“Stop talking to each other and start hurting each other.”

This, by Cat Valente, is a superb piece about the inevitable ruin of social media – a pattern that repeats again and again.

I’m so tired of just harmlessly getting together with other weird geeks and going to what amounts to a digital pub after work and waking up one day to find every pint poisoned. Over and over again. Like the poison wants us specifically. Like it knows we will always make its favorite food: vulnerability, connection, difference.

As someone who’s been in online spaces since the early 90s I’ve seen the pattern Valente describes so many times.

I’ve joined online communities, found so much to love there, made friends and created unique spaces that truly felt special, felt like places worth protecting. And they’ve all, eventually, died. For the same reasons and through the same means, though machinations came from a parade of different bad actors. It never really mattered who exactly killed and ate these little worlds. The details. It’s all the same cycle, the same beasts, the same dark hungers.

Incidentally, if you’re wondering why I’m back blogging it’s because of what Valente writes about in that piece. In recent years Twitter was a much more convenient way to connect with people, but now that Musk is running around like a comic book villain opening all the doors of Arkham Asylum it’s very clear that what we’ve always called a hellsite is going to become considerably more hellish.

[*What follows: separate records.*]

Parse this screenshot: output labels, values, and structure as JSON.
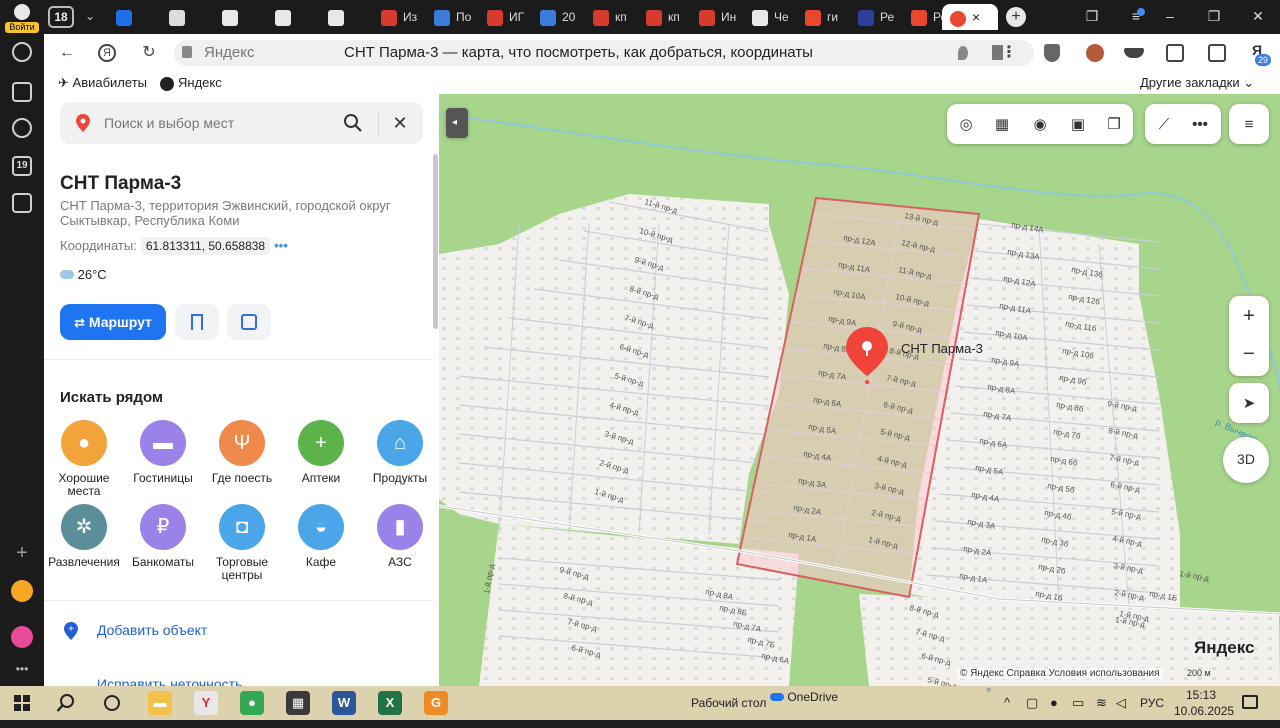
{
  "sidebar": {
    "login_label": "Войти",
    "badge_19": "19"
  },
  "tabs": {
    "count": "18",
    "items": [
      {
        "label": "",
        "color": "#1e6fe8"
      },
      {
        "label": "",
        "color": "#dddddd"
      },
      {
        "label": "",
        "color": "#e8e8e8"
      },
      {
        "label": "",
        "color": "#e8e8e8"
      },
      {
        "label": "",
        "color": "#e8e8e8"
      },
      {
        "label": "Из",
        "color": "#d63b2e"
      },
      {
        "label": "По",
        "color": "#3b7ddd"
      },
      {
        "label": "ИГ",
        "color": "#d63b2e"
      },
      {
        "label": "20",
        "color": "#3b7ddd"
      },
      {
        "label": "кп",
        "color": "#d63b2e"
      },
      {
        "label": "кп",
        "color": "#d63b2e"
      },
      {
        "label": "Ин",
        "color": "#d63b2e"
      },
      {
        "label": "Че",
        "color": "#e8e8e8"
      },
      {
        "label": "ги",
        "color": "#e8482e"
      },
      {
        "label": "Ре",
        "color": "#2a3e9a"
      },
      {
        "label": "Ре",
        "color": "#e8482e"
      }
    ]
  },
  "omnibox": {
    "domain": "Яндекс",
    "title": "СНТ Парма-3 — карта, что посмотреть, как добраться, координаты",
    "ext_badge": "29"
  },
  "bookmarks": {
    "items": [
      "Авиабилеты",
      "Яндекс"
    ],
    "other": "Другие закладки"
  },
  "panel": {
    "search_placeholder": "Поиск и выбор мест",
    "title": "СНТ Парма-3",
    "address": "СНТ Парма-3, территория Эжвинский, городской округ Сыктывкар, Республика Коми",
    "coords_label": "Координаты:",
    "coords_value": "61.813311, 50.658838",
    "coords_more": "•••",
    "weather": "26°C",
    "route_label": "Маршрут",
    "nearby_title": "Искать рядом",
    "categories": [
      {
        "label": "Хорошие места",
        "icon": "pin-star-icon",
        "color": "#f2a33a"
      },
      {
        "label": "Гостиницы",
        "icon": "bed-icon",
        "color": "#9b82e8"
      },
      {
        "label": "Где поесть",
        "icon": "fork-knife-icon",
        "color": "#f08a4b"
      },
      {
        "label": "Аптеки",
        "icon": "pharmacy-cross-icon",
        "color": "#5bb34a"
      },
      {
        "label": "Продукты",
        "icon": "basket-icon",
        "color": "#4aa6e8"
      },
      {
        "label": "Развлечения",
        "icon": "ferris-wheel-icon",
        "color": "#5a8f9a"
      },
      {
        "label": "Банкоматы",
        "icon": "ruble-icon",
        "color": "#9b82e8"
      },
      {
        "label": "Торговые центры",
        "icon": "shopping-bag-icon",
        "color": "#4aa6e8"
      },
      {
        "label": "Кафе",
        "icon": "cup-icon",
        "color": "#4aa6e8"
      },
      {
        "label": "АЗС",
        "icon": "fuel-icon",
        "color": "#9b82e8"
      }
    ],
    "add_object": "Добавить объект",
    "fix_inaccuracy": "Исправить неточность"
  },
  "map": {
    "pin_label": "СНТ Парма-3",
    "logo": "Яндекс",
    "attribution": "© Яндекс  Справка  Условия использования",
    "scale": "200 м",
    "btn_3d": "3D",
    "river_label": "р. Вычегда",
    "streets_left": [
      "11-й пр-д",
      "10-й пр-д",
      "9-й пр-д",
      "8-й пр-д",
      "7-й пр-д",
      "6-й пр-д",
      "5-й пр-д",
      "4-й пр-д",
      "3-й пр-д",
      "2-й пр-д",
      "1-й пр-д"
    ],
    "streets_center": [
      "13-й пр-д",
      "12-й пр-д",
      "11-й пр-д",
      "10-й пр-д",
      "9-й пр-д",
      "8-й пр-д",
      "7-й пр-д",
      "6-й пр-д",
      "5-й пр-д",
      "4-й пр-д",
      "3-й пр-д",
      "2-й пр-д",
      "1-й пр-д"
    ],
    "streets_center_a": [
      "пр-д 12А",
      "пр-д 11А",
      "пр-д 10А",
      "пр-д 9А",
      "пр-д 8А",
      "пр-д 7А",
      "пр-д 6А",
      "пр-д 5А",
      "пр-д 4А",
      "пр-д 3А",
      "пр-д 2А",
      "пр-д 1А"
    ],
    "streets_right_a": [
      "пр-д 14А",
      "пр-д 13А",
      "пр-д 12А",
      "пр-д 11А",
      "пр-д 10А",
      "пр-д 9А",
      "пр-д 8А",
      "пр-д 7А",
      "пр-д 6А",
      "пр-д 5А",
      "пр-д 4А",
      "пр-д 3А",
      "пр-д 2А",
      "пр-д 1А"
    ],
    "streets_right_b": [
      "пр-д 13б",
      "пр-д 12б",
      "пр-д 11б",
      "пр-д 10б",
      "пр-д 9б",
      "пр-д 8б",
      "пр-д 7б",
      "пр-д 6б",
      "пр-д 5б",
      "пр-д 4б",
      "пр-д 3б",
      "пр-д 2б",
      "пр-д 1б"
    ],
    "streets_far_right": [
      "9-й пр-д",
      "8-й пр-д",
      "7-й пр-д",
      "6-й пр-д",
      "5-й пр-д",
      "4-й пр-д",
      "3-й пр-д",
      "2-й пр-д",
      "1-й пр-д"
    ],
    "streets_bottom": [
      "пр-д 8А",
      "пр-д 8Б",
      "пр-д 7А",
      "пр-д 7Б",
      "пр-д 6А"
    ],
    "streets_bottom_mid": [
      "8-й пр-д",
      "7-й пр-д",
      "6-й пр-д",
      "5-й пр-д"
    ],
    "streets_bottom_left": [
      "9-й пр-д",
      "8-й пр-д",
      "7-й пр-д",
      "6-й пр-д"
    ],
    "streets_bottom_right": [
      "1-й пр-д",
      "пр-д 1Б",
      "1-й пр-д"
    ],
    "street_vertical": "1-й пр-д"
  },
  "taskbar": {
    "desktop_label": "Рабочий стол",
    "onedrive": "OneDrive",
    "lang": "РУС",
    "time": "15:13",
    "date": "10.06.2025",
    "apps": [
      {
        "icon": "file-explorer-icon",
        "color": "#f3c04a"
      },
      {
        "icon": "yandex-browser-icon",
        "color": "#e8e8e8"
      },
      {
        "icon": "chrome-icon",
        "color": "#34a853"
      },
      {
        "icon": "calculator-icon",
        "color": "#3a3a3a"
      },
      {
        "icon": "word-icon",
        "color": "#2b579a"
      },
      {
        "icon": "excel-icon",
        "color": "#217346"
      },
      {
        "icon": "pdf-editor-icon",
        "color": "#f08a24"
      }
    ]
  }
}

I know people who are effectively trapped on Twitter at the moment: they hate what it’s becoming but it’s where they live online; it’s where they’ve spent years building connections, and networks, and in many cases careers. They can’t just move to Mastodon and replicate all of that. So because Twitter can be and has been sold to someone who doesn’t give a fuck about them, everything they’ve made is now under threat. Twitter has become a Titanic and they’re clinging on for dear life.

As Valente writes in the linked article, this is not new. It’s more extreme because of Twitter’s place in the culture, but it’s not new. People build communities online on platforms they don’t own or control, and sooner or later the people who do own and control those platforms destroy everything that was good about them. It’s more profitable to have people buying things and hurting each other.